LONDON (Reuters) –
British firms have reported a loss of momentum and confidence ahead of possible new tax increases in finance minister Rachel Reeves’ next budget in November, according to a survey that also showed another drop in hiring.
S&P Global’s preliminary UK Composite Purchasing Managers’ Index, covering the services and manufacturing sectors, slowed to 51.0 in September from 53.5 in August, not far above the 50.0 level that separates growth from contraction.
Economists polled by Reuters had forecast a softer fall to 53.0 in Tuesday’s survey.
The PMI’s measure of business optimism about the coming 12 months slipped to its lowest since June.
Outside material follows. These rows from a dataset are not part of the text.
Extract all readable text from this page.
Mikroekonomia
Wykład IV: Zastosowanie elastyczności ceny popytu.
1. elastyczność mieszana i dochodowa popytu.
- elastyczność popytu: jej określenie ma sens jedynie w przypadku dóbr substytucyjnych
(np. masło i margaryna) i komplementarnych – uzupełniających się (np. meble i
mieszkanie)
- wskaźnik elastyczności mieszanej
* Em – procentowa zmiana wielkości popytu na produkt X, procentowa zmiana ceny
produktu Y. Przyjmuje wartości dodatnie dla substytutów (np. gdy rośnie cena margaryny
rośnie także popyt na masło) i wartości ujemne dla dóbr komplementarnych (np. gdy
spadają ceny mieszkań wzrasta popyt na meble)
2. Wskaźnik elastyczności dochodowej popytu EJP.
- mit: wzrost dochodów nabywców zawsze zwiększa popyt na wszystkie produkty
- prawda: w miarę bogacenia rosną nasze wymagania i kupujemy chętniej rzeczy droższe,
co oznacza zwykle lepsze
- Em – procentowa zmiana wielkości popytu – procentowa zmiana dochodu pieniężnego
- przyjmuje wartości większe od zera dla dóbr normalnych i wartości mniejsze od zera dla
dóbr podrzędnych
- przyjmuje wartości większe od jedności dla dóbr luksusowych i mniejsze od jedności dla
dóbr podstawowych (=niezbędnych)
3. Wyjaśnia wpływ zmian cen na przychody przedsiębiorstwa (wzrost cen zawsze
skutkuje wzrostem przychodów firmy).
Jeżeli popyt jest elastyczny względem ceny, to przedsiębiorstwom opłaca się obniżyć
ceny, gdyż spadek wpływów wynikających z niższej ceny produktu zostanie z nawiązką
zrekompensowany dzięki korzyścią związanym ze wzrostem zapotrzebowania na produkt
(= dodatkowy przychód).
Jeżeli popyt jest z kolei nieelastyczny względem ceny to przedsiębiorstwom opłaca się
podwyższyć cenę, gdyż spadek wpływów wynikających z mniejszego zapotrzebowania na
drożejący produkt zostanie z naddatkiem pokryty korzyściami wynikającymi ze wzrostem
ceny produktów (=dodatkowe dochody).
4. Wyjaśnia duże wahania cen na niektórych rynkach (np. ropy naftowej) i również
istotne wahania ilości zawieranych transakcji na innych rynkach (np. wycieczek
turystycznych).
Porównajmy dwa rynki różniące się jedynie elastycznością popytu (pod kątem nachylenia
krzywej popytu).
“Amid talk of further tax rises being needed in the Budget later this year, it’s not surprising to see that business expectations have worsened again in September,” Chris Williamson, chief business economist at S&P Global Market Intelligence, said.
“In the absence of an improvement in confidence, it’s unlikely that the economy will make any strong gains in the months ahead irrespective of the outlook for interest rates,” Williamson said.
Reeves is trying to chart a way between raising taxes and boosting growth in her November 26 budget.
Firms cut jobs again, reflecting “hiring freezes and the non-replacement of voluntary leavers in response to strong cost pressures and reduced workloads”.
S&P said the preliminary PMI reading for the services sector hit a two-month low of 51.9 in September, down from 54.2 in August. The smaller manufacturing PMI fell to its lowest since April at 46.2 from 47.0 in August.
Service providers reported a steep rise in output prices, which they attributed to wage pressures and efforts by suppliers to pass on higher payroll costs to consumers.
Many employers have said they are struggling to cope with the higher costs resulting from a tax increase on them in Reeves’ first budget.
However, there was a slight moderation in companies’ cost pressures this month.
Williamson said the signs of lost momentum from the PMI survey might prompt the Bank of England to take a quicker approach to cutting interest rates.
The BoE held its benchmark rate at 4% last week and it is monitoring for signs that inflation pressures are waning before it reduces borrowing costs again.